A quelles conditions pouvons-nous continuer de voler dans un monde contraint par la raréfaction des ressources fossiles et le dérèglement climatique ? Nous, ingénieurs, pilotes, contrôleurs aériens, membres de l’association Aéro Décarbo, travaillons sur cette question depuis quelques années. Animés de l’esprit des pionniers, héros de l’air et grands humanistes, nous savons que les équations de la mécanique des fluides permettent aussi bien de faire voler des machines que de modéliser les phénomènes climatiques. Aussi souhaitons-nous aborder la question de la décarbonation du transport aérien avec la rigueur scientifique qu’elle mérite, sans sacrifier à notre attachement profond à l’aviation.
Le secteur aérien s’est engagé sur un objectif de zéro émission nette de CO2 en 2050. Si nous saluons cet engagement historique, nous rappelons qu’il n’est pas consistant avec la physique du climat.
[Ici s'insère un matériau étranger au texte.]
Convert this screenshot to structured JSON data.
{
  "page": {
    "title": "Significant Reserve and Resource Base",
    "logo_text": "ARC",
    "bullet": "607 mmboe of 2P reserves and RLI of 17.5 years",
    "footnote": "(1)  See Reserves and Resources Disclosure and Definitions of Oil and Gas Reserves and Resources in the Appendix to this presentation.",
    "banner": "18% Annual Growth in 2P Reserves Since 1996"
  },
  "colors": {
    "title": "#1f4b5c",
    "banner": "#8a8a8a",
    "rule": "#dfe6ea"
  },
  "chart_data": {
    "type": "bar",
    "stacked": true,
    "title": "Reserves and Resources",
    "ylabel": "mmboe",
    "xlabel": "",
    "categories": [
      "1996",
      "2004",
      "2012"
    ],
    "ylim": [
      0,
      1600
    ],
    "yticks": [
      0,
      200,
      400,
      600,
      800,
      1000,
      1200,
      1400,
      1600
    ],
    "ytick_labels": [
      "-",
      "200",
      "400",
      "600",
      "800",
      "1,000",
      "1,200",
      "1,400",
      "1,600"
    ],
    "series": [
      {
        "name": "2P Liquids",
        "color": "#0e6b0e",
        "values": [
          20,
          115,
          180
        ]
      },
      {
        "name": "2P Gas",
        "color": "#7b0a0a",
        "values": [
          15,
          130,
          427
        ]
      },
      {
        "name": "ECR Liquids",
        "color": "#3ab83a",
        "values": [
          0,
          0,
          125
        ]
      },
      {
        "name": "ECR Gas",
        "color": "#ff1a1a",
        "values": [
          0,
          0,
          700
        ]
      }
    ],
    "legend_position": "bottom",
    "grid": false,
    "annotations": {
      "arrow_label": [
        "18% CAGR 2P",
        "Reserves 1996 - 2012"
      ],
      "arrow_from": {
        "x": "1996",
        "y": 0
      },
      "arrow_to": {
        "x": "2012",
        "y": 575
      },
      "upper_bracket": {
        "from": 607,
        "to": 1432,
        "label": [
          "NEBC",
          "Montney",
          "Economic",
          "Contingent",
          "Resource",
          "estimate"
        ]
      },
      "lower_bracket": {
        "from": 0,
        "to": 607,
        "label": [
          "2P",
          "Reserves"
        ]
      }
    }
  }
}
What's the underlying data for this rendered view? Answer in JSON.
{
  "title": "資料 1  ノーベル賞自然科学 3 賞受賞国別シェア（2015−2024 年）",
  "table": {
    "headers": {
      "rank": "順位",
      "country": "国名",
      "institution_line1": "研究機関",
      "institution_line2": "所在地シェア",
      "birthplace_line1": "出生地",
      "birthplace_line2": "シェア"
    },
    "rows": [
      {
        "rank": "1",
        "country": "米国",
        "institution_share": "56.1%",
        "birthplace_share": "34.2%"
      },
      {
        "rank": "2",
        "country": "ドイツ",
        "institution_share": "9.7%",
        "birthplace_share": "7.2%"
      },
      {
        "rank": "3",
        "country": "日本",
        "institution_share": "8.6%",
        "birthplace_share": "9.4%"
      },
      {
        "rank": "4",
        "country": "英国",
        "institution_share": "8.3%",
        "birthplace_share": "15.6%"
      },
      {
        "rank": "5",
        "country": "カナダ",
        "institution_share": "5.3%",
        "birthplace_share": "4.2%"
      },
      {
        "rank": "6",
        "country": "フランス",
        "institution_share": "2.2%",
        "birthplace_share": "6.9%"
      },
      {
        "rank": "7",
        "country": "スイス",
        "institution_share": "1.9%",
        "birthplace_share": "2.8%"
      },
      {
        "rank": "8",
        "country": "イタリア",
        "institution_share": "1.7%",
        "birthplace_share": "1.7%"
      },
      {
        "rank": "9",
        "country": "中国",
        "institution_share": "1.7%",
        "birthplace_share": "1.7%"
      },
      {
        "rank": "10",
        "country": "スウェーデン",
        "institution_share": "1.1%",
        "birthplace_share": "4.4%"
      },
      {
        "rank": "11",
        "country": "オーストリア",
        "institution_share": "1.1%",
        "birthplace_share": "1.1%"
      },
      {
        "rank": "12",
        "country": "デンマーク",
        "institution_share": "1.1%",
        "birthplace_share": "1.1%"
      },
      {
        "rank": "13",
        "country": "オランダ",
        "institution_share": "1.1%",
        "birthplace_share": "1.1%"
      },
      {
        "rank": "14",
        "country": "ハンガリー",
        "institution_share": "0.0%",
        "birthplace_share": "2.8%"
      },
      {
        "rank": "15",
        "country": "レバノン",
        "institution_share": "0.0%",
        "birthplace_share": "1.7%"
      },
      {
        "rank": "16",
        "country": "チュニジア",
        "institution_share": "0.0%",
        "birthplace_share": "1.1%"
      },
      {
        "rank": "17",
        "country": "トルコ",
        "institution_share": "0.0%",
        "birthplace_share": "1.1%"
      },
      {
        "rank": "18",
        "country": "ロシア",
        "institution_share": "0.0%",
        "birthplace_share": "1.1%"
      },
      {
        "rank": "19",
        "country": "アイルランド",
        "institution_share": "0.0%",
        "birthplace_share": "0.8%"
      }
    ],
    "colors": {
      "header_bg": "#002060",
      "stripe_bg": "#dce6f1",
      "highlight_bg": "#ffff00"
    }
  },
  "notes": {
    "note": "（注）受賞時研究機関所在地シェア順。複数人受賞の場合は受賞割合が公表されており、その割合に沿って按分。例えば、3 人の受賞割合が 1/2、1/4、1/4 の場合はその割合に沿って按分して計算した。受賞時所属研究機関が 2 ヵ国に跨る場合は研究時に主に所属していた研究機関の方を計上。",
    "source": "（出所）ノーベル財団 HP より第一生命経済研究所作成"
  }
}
Notre futur climatique en 2050 ne dépend en effet pas de la quantité de gaz à effet de serre que nous émettrons alors, mais de la somme desdites émissions entre aujourd’hui et 2050 : c’est le fameux « budget carbone » calculé par le Groupe d’experts intergouvernemental sur l’évolution du climat. Le problème est donc selon nous mal posé : miser sur l’atteinte d’une cible en 2050, c’est oublier que nous devons dès aujourd’hui réduire nos émissions de 5 % par an pour respecter l’accord de Paris.
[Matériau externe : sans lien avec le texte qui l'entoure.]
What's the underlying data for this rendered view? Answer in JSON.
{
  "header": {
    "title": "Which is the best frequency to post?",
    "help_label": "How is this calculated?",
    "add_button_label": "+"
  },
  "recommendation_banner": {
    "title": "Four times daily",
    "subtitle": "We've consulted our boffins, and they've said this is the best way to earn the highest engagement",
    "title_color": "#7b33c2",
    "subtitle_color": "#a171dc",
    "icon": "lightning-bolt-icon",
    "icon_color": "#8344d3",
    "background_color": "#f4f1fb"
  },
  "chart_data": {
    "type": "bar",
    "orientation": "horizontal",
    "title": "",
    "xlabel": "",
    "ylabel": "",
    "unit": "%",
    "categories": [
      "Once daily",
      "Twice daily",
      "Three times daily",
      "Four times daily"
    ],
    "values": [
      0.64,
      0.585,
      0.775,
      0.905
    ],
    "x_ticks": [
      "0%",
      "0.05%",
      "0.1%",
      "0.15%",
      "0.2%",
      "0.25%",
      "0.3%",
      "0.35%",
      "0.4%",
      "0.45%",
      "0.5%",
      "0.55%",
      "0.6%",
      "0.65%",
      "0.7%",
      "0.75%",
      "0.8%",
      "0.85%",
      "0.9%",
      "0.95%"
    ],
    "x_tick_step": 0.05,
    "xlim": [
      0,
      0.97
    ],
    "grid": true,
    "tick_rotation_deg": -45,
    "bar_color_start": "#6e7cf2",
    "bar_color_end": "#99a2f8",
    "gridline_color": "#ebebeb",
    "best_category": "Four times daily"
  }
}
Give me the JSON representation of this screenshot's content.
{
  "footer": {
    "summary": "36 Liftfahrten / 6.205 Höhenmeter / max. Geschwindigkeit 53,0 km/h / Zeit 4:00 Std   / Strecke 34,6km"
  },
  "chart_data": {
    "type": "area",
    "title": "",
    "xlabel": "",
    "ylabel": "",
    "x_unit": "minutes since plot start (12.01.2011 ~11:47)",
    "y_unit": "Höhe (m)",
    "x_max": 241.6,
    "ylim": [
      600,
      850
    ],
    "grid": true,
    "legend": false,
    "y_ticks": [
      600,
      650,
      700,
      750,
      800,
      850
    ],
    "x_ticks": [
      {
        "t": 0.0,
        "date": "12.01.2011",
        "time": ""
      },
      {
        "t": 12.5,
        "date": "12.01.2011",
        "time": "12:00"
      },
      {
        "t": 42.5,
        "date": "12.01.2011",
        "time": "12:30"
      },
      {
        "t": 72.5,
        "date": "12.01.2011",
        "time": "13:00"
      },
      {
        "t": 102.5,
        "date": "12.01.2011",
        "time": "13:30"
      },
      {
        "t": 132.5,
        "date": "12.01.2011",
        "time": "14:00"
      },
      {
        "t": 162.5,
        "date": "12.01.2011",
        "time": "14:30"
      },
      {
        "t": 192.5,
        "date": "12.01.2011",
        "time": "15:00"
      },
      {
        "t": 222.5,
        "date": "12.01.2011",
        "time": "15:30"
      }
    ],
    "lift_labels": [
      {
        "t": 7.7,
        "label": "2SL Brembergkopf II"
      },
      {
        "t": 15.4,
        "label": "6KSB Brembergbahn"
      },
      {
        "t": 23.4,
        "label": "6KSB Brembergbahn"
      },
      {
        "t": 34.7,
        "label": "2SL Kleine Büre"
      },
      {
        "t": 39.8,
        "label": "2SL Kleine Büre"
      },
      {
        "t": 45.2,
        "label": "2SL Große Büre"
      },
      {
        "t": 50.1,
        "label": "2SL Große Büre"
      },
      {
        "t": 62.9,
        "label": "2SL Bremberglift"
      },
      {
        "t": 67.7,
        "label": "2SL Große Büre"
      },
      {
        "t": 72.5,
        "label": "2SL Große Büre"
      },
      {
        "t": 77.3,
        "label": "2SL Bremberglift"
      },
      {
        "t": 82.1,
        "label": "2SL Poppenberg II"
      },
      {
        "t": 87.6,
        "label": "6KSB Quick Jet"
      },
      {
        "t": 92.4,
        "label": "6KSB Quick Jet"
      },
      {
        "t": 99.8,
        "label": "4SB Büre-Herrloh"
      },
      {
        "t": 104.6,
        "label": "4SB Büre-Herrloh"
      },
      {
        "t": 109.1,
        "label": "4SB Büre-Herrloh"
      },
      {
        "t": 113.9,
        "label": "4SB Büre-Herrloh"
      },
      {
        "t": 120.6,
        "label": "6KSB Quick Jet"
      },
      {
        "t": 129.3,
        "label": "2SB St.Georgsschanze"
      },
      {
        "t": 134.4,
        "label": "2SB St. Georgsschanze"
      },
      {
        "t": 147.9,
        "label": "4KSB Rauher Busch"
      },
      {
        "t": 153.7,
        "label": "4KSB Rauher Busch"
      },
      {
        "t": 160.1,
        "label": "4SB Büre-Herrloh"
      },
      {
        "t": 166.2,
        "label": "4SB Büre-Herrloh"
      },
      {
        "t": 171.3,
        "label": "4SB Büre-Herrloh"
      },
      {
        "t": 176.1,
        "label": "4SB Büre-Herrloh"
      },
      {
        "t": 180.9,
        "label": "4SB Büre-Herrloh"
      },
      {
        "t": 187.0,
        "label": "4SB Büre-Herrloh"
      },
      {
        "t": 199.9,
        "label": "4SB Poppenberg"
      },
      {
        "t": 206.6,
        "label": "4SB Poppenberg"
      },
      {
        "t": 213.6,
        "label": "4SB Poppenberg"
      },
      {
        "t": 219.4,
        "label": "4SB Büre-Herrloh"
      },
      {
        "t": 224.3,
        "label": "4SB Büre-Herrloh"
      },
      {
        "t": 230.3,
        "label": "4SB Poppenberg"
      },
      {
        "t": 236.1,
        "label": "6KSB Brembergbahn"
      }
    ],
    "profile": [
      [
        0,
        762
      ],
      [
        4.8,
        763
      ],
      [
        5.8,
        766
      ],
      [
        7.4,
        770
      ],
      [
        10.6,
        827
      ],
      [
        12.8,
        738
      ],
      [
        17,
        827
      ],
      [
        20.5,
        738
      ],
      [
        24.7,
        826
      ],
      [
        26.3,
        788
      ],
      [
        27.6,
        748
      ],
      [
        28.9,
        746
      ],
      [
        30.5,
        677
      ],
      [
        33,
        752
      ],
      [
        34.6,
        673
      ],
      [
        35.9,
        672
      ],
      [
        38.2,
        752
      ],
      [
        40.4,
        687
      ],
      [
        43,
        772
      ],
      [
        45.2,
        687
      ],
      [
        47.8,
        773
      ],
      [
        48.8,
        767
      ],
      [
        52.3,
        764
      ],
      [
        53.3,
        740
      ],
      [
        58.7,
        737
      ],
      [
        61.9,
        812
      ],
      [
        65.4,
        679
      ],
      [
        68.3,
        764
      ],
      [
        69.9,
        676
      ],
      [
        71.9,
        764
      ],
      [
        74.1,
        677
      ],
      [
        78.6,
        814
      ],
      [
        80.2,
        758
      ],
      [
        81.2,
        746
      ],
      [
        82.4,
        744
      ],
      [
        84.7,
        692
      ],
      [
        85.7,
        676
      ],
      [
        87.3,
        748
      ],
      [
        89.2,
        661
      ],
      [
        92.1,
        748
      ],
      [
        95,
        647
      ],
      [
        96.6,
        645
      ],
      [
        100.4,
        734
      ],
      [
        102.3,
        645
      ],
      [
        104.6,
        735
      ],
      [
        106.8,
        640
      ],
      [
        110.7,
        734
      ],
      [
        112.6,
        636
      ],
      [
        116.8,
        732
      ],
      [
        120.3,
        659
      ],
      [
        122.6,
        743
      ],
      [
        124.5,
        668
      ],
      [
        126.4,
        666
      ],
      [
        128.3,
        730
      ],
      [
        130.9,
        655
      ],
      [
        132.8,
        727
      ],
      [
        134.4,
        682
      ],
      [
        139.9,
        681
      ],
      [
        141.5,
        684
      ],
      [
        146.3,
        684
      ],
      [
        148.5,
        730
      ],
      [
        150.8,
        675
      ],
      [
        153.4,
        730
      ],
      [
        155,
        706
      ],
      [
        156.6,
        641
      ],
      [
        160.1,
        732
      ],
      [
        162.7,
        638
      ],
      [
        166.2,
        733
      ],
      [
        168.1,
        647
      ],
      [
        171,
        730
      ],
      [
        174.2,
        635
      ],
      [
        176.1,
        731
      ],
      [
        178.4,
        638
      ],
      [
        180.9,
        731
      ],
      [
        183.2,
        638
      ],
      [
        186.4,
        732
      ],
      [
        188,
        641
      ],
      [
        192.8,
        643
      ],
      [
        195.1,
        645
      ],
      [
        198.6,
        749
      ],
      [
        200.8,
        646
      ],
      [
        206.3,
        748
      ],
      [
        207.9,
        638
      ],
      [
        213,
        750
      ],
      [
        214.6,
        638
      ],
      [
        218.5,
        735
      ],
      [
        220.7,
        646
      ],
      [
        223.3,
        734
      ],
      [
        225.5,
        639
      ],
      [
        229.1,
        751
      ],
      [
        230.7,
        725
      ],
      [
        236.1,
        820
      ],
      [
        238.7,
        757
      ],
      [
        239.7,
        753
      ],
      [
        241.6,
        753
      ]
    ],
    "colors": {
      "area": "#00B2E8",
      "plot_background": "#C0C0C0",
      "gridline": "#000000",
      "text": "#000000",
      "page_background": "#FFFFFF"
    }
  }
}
La décarbonation de l’énergie est le principal levier de réduction des émissions du secteur. Elle couvre aussi bien les carburants d’aviation durables (sustainable aviation fuels, SAF) que l’hydrogène. Si ces pistes sont crédibles quant à leur faisabilité technologique, la question de fond demeure celle des quantités disponibles de carburant bas carbone et des choix d’allocations intersectorielles en cas de production trop faible. Emmanuel Macron a fixé l’objectif de fournir 75 000 tonnes de kérosène durable aux compagnies à l’horizon 2030. A l’échelle mondiale, l’Association du transport aérien international table sur 24 millions de tonnes de SAF en 2030. Quant à l’hydrogène, qui nécessite la conception d’un nouvel avion, l’hypothèse la plus optimiste du programme ZEROe d’Airbus est un appareil capable d’embarquer 200 passagers sur 3 700 kilomètres en 2035. Ces éléments sont encourageants, mais ils restent significativement au-dessous des hypothèses du scénario optimiste publié en 2021 dans le rapport « Pouvoir voler en 2050 ».
Modération du trafic
L’originalité méthodologique de ce rapport est de calculer la croissance du trafic comme une donnée de sortie d’un modèle prenant en entrée un budget carbone fixé pour le secteur. Son scénario le plus optimiste, qui repose sur des hypothèses industrielles très ambitieuses, permet d’espérer une croissance du trafic mondial de + 2,5 % par an. Mais il suffit d’un retard de cinq ans sur les échéances de l’industrie ou d’un développement deux fois moins rapide que prévu des SAF pour que la croissance possible du trafic devienne négative. Or les récentes annonces de production de SAF nous situent au mieux entre ces deux scénarios.